For German cases, the topic is so prominent because many German-speaking emigrants do not move to Switzerland with a completely “clean cut”. Assets, distributions, shareholdings, pensions, property or other German income sources often remain. As soon as relief under the Germany–Switzerland DTA is to be used for these, things become delicate. In such cases, Switzerland effectively requires certain foreign income to be included in the Swiss control calculation.
That is why many advisers now say, in shorthand: “For Germans, classic lump-sum taxation is no longer a real model.” Legally, that is too sweeping – but in practical terms it often hits the mark. If a German moves to Switzerland and lives there under lump-sum taxation, they do not automatically get the former combination of Swiss special taxation and full DTA use.
To present the topic properly, one should not talk only about Germany. At present, the following countries are particularly relevant:
Germany – heavily restricted as soon as German income and DTA benefits are part of the picture.
Austria – likewise among the states with tightened DTA requirements.
Belgium – explicitly one of the countries with special requirements.
France – here too, lump-sum taxation alone does not automatically provide full DTA comfort.
Italy – same issue; treaty benefits require a more extensive tax inclusion in Switzerland.
Norway, Canada, USA – also officially named as part of this group.
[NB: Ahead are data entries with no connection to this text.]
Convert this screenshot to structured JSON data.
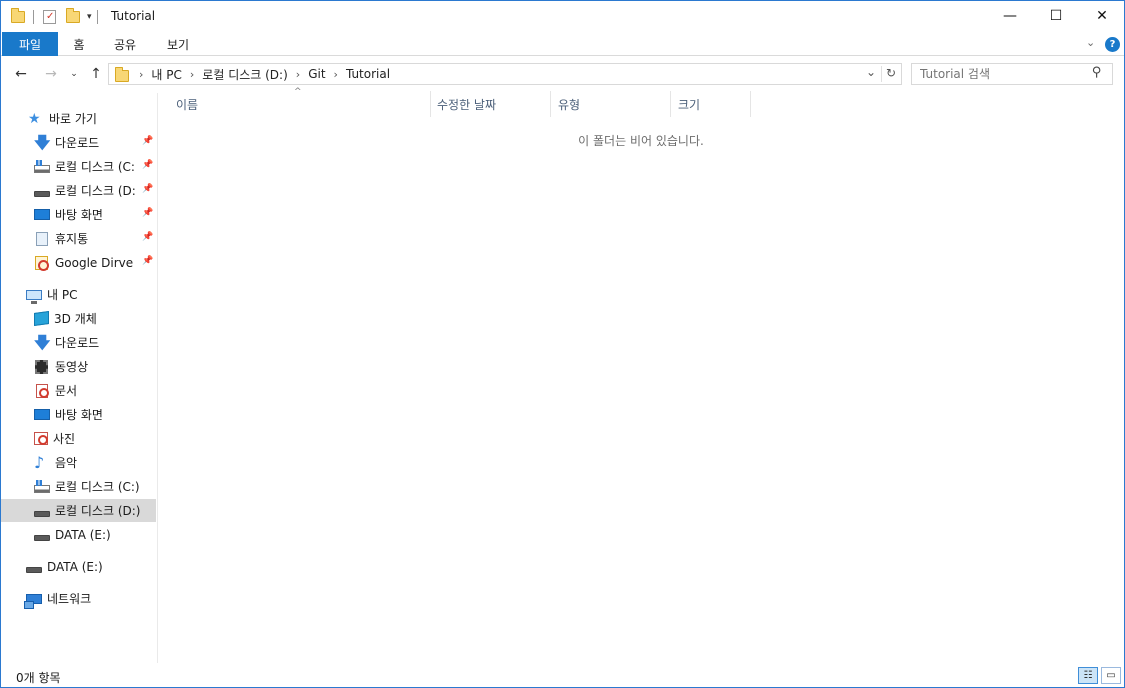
{
  "window": {
    "title": "Tutorial",
    "controls": {
      "minimize": "—",
      "maximize": "☐",
      "close": "✕"
    }
  },
  "ribbon": {
    "tabs": [
      {
        "label": "파일"
      },
      {
        "label": "홈"
      },
      {
        "label": "공유"
      },
      {
        "label": "보기"
      }
    ]
  },
  "address": {
    "path": [
      "내 PC",
      "로컬 디스크 (D:)",
      "Git",
      "Tutorial"
    ],
    "refresh_glyph": "↻",
    "dropdown_glyph": "⌄"
  },
  "search": {
    "placeholder": "Tutorial 검색",
    "icon_glyph": "⚲"
  },
  "sidebar": {
    "quick_access": {
      "label": "바로 가기"
    },
    "pinned": [
      {
        "label": "다운로드",
        "icon": "download-icon"
      },
      {
        "label": "로컬 디스크 (C:",
        "icon": "drive-c-icon"
      },
      {
        "label": "로컬 디스크 (D:",
        "icon": "drive-icon"
      },
      {
        "label": "바탕 화면",
        "icon": "desktop-icon"
      },
      {
        "label": "휴지통",
        "icon": "recycle-bin-icon"
      },
      {
        "label": "Google Dirve",
        "icon": "google-drive-icon"
      }
    ],
    "pin_glyph": "📌",
    "this_pc": {
      "label": "내 PC"
    },
    "pc_items": [
      {
        "label": "3D 개체",
        "icon": "3d-objects-icon"
      },
      {
        "label": "다운로드",
        "icon": "download-icon"
      },
      {
        "label": "동영상",
        "icon": "video-icon"
      },
      {
        "label": "문서",
        "icon": "documents-icon"
      },
      {
        "label": "바탕 화면",
        "icon": "desktop-icon"
      },
      {
        "label": "사진",
        "icon": "pictures-icon"
      },
      {
        "label": "음악",
        "icon": "music-icon"
      },
      {
        "label": "로컬 디스크 (C:)",
        "icon": "drive-c-icon"
      },
      {
        "label": "로컬 디스크 (D:)",
        "icon": "drive-icon",
        "selected": true
      },
      {
        "label": "DATA (E:)",
        "icon": "drive-icon"
      }
    ],
    "data_drive": {
      "label": "DATA (E:)"
    },
    "network": {
      "label": "네트워크"
    }
  },
  "columns": [
    {
      "label": "이름"
    },
    {
      "label": "수정한 날짜"
    },
    {
      "label": "유형"
    },
    {
      "label": "크기"
    }
  ],
  "content": {
    "empty_message": "이 폴더는 비어 있습니다."
  },
  "status": {
    "item_count": "0개 항목"
  },
  "colors": {
    "accent": "#1979ca",
    "selection": "#d9d9d9",
    "border": "#2b79d0"
  }
}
So the important nuance is: for these countries, lump-sum taxation has not necessarily “gone”, but it is no longer freely and effortlessly usable if you take the treaty side into account.
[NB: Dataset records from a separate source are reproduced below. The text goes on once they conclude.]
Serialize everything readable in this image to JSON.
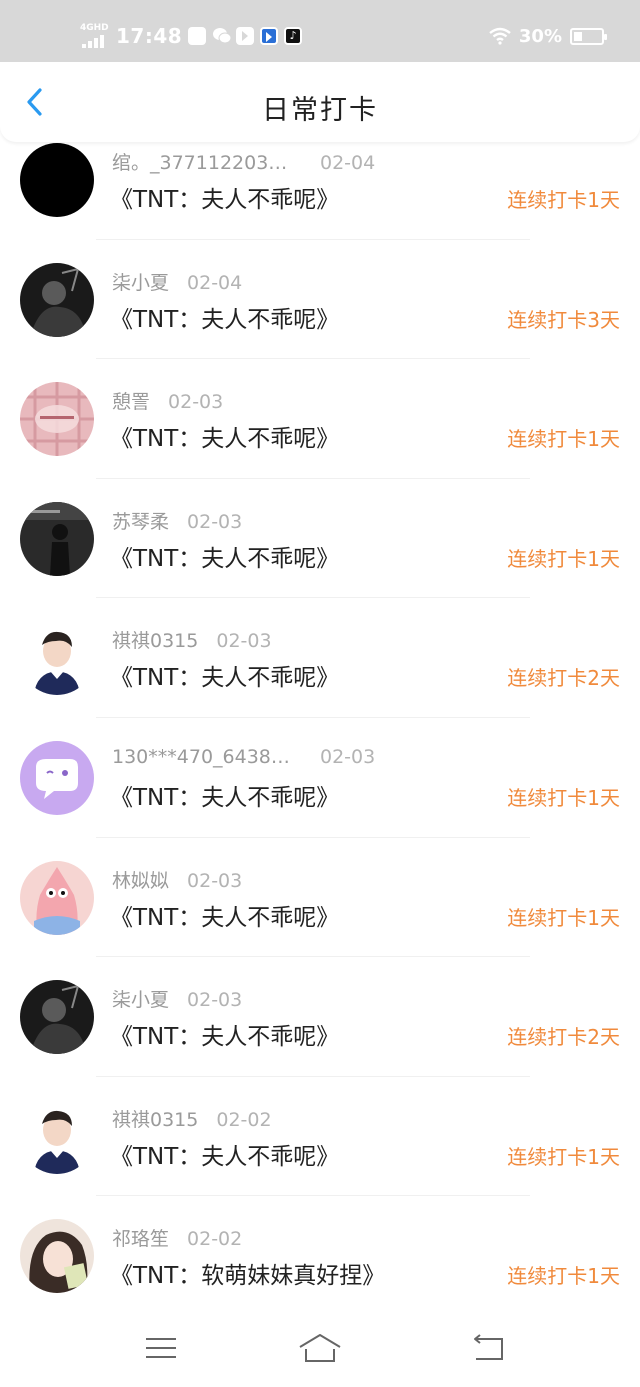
{
  "status_bar": {
    "network": "4GHD",
    "time": "17:48",
    "battery_text": "30%",
    "battery_level": 0.3
  },
  "header": {
    "title": "日常打卡"
  },
  "records": [
    {
      "name": "绾。_377112203…",
      "date": "02-04",
      "book": "《TNT：夫人不乖呢》",
      "streak": "连续打卡1天",
      "avatar": "black-circle"
    },
    {
      "name": "柒小夏",
      "date": "02-04",
      "book": "《TNT：夫人不乖呢》",
      "streak": "连续打卡3天",
      "avatar": "dark-photo"
    },
    {
      "name": "憩詈",
      "date": "02-03",
      "book": "《TNT：夫人不乖呢》",
      "streak": "连续打卡1天",
      "avatar": "pink-plaid"
    },
    {
      "name": "苏琴柔",
      "date": "02-03",
      "book": "《TNT：夫人不乖呢》",
      "streak": "连续打卡1天",
      "avatar": "dark-figure"
    },
    {
      "name": "祺祺0315",
      "date": "02-03",
      "book": "《TNT：夫人不乖呢》",
      "streak": "连续打卡2天",
      "avatar": "boy-portrait"
    },
    {
      "name": "130***470_6438…",
      "date": "02-03",
      "book": "《TNT：夫人不乖呢》",
      "streak": "连续打卡1天",
      "avatar": "purple-chat-bubble"
    },
    {
      "name": "林姒姒",
      "date": "02-03",
      "book": "《TNT：夫人不乖呢》",
      "streak": "连续打卡1天",
      "avatar": "patrick-star"
    },
    {
      "name": "柒小夏",
      "date": "02-03",
      "book": "《TNT：夫人不乖呢》",
      "streak": "连续打卡2天",
      "avatar": "dark-photo"
    },
    {
      "name": "祺祺0315",
      "date": "02-02",
      "book": "《TNT：夫人不乖呢》",
      "streak": "连续打卡1天",
      "avatar": "boy-portrait"
    },
    {
      "name": "祁珞笙",
      "date": "02-02",
      "book": "《TNT：软萌妹妹真好捏》",
      "streak": "连续打卡1天",
      "avatar": "girl-selfie"
    }
  ],
  "colors": {
    "accent_back": "#2a9af0",
    "streak": "#f08a3c",
    "status_bar_bg": "#d8d8d8"
  },
  "nav": {
    "icons": [
      "menu-icon",
      "home-icon",
      "back-icon"
    ]
  }
}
Even so, Swiss lump-sum taxation is not dead. It can still be attractive for wealthy foreign individuals who:
move to Switzerland for the first time or after a long absence,
do not work there,
do not need to integrate complicated source income from problematic DTA states,
and are primarily looking for a stable, predictable tax environment in a specific canton.
Especially for individuals without strong ties to the countries mentioned, the model may still work. But that is quite different from the old marketing narrative that “Switzerland” is broadly open to international HNWIs and solves every problem. That is no longer true today.
People often forget that lump-sum taxation is applied differently from canton to canton. On top of that, not every Swiss canton wants to champion this model politically to the same extent. The fact that several cantons have abolished the regime altogether shows that Switzerland is by no means internally uniform. So anyone relying only on a generic Switzerland article can quickly end up with the wrong impression.
Swiss lump-sum taxation still exists, but today it is a much narrower and more technical regime than it used to be. For Germans, it has not disappeared completely, but in many practically relevant cases it is no longer the preferred solution it once was, because the treaty side restricts the benefits considerably. The same also applies to individuals with links to Belgium, France, Italy, Austria, Norway, Canada and the USA.
Anyone looking into the topic should therefore not ask: “Does lump-sum taxation still exist in Switzerland?” The better question is: “Given my country of origin and my sources of income, can I still use it sensibly at all?”
This is exactly the point where marketing and genuine tax planning diverge.